Il brand by Veronica Gabrielli

Il brand by Veronica Gabrielli

autore:Veronica Gabrielli [Gabrielli, Veronica]
La lingua: ita
Format: epub
Tags: Economia, Farsi un'idea
editore: il Mulino
pubblicato: 2012-12-14T22:00:00+00:00


Gli esempi appena citati concorrono a sottolineare che la medesima impresa non sempre adotta la stessa strategia su tutti i brand. Ferrero, in questo caso, ha scelto opzioni differenti all’interno della stessa linea Kinder. Per alcuni prodotti si è affidata alla forza esplicativa di un ingrediente, in altri casi ha inteso suscitare sorpresa con un nome meno esplicito.

La scelta non può essere casuale. La selezione del nome corrisponde ad un intento di posizionamento del prodotto e di connotazione della propria gamma d’offerta. Probabilmente era importante per Ferrero sottolineare di aver inserito un elemento sano dal punto di vista nutrizionale, come i cereali, all’interno di una linea di prodotti a base di cioccolato, al pari era importante esaltare la presenza del cioccolato nella merendina Kinder che, tradizionalmente, vedeva nei modelli precedenti (es.

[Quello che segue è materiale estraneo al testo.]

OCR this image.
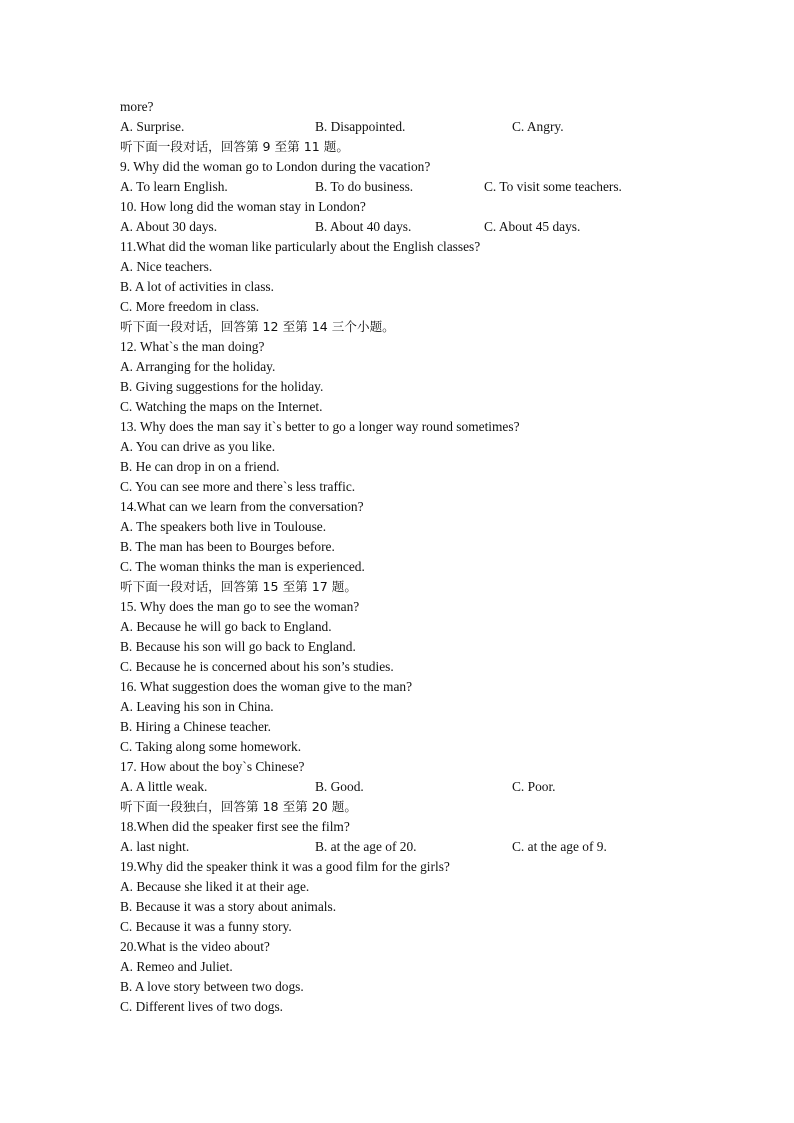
more?
A. Surprise.	B. Disappointed.	C. Angry.
听下面一段对话，回答第 9 至第 11 题。
9. Why did the woman go to London during the vacation?
A. To learn English.	B. To do business.	C. To visit some teachers.
10. How long did the woman stay in London?
A. About 30 days.	B. About 40 days.	C. About 45 days.
11.What did the woman like particularly about the English classes?
A. Nice teachers.
B. A lot of activities in class.
C. More freedom in class.
听下面一段对话，回答第 12 至第 14 三个小题。
12. What`s the man doing?
A. Arranging for the holiday.
B. Giving suggestions for the holiday.
C. Watching the maps on the Internet.
13. Why does the man say it`s better to go a longer way round sometimes?
A. You can drive as you like.
B. He can drop in on a friend.
C. You can see more and there`s less traffic.
14.What can we learn from the conversation?
A. The speakers both live in Toulouse.
B. The man has been to Bourges before.
C. The woman thinks the man is experienced.
听下面一段对话，回答第 15 至第 17 题。
15. Why does the man go to see the woman?
A. Because he will go back to England.
B. Because his son will go back to England.
C. Because he is concerned about his son’s studies.
16. What suggestion does the woman give to the man?
A. Leaving his son in China.
B. Hiring a Chinese teacher.
C. Taking along some homework.
17. How about the boy`s Chinese?
A. A little weak.	B. Good.	C. Poor.
听下面一段独白，回答第 18 至第 20 题。
18.When did the speaker first see the film?
A. last night.	B. at the age of 20.	C. at the age of 9.
19.Why did the speaker think it was a good film for the girls?
A. Because she liked it at their age.
B. Because it was a story about animals.
C. Because it was a funny story.
20.What is the video about?
A. Remeo and Juliet.
B. A love story between two dogs.
C. Different lives of two dogs.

Kinder Brioss) la presenza di un ripieno di marmellata. In questi due casi ha quindi optato per sottomarche descrittive. Per i prodotti Kinder Bueno e Kinder Delice si è pensato invece di puntare su un effetto sorpresa poiché composti da una combinazione di ingredienti già largamente diffusi all’interno della linea. Ecco dunque che in questi due casi è stato più opportuno l’utilizzo di sottomarche energizzanti.

L’esempio Ferrero diventa ancora più interessante se si pensa che la stessa impresa ha scelto per l’ambito delle praline una strategia multiforme: da una parte naming disgiunti per il Pocket Coffee ed il Mon Chérie, dall’altra un’azione di sottomarca che parte dal marchio aziendale per la linea Ferrero Rocher poi ampliata attraverso le sottomarche Ferrero Rocher Rondnoir (sottomarca descrittiva) e Ferrero Rocher Garden (sottomarca energizzante).

Ferrero non è l’unico esempio di una strategia di branding variegata, che accosta l’adozione di alcune tra le soluzioni di gestione dei brand finora presentate. Si pensi a quanto avviene nell’ambito della produzione di profumi. Molti di questi prodotti si fregiano della firma di note case di moda: Chanel, Gucci, Calvin Klein, Dior… In alcuni casi la griffe gioca un ruolo primario ed imprescindibile nel nome (ad esempio Miss Dior Chérie), in altri casi sembra quasi voler cedere il palcoscenico al prodotto stesso, attraverso una presenza discreta (ad esempio CK One).

Quando la marca originaria, nella fattispecie la griffe di moda, continua ad assumere un ruolo protagonista nella neo-nata sottomarca, è stata adottata una tecnica di sottomarca (descrittiva o energizzante) a ruolo principale del marchio aziendale; viceversa, quando la griffe non prevale nel nome del nuovo prodotto, è stata adottata una tecnica di sottomarca a ruolo condiviso. Qualunque delle due tecniche si stia adottando, la forza impressa dal marchio aziendale è evidente. Lo dimostra il fatto che nel pronunciare il nome del prodotto, sia esso Miss Dior Chérie oppure CK One, il consumatore non possa esimersi dal menzionare anche il business brand (Dior e Calvin Klein). Il nuovo prodotto è così presentato come una derivazione del marchio aziendale. Per questa ragione si dice che questa opzione sia la più prossima alla strategia di branded house in termini di ruolo-guida esercitato dal marchio aziendale in quanto la paternità del prodotto rimane evidente ed ineluttabile.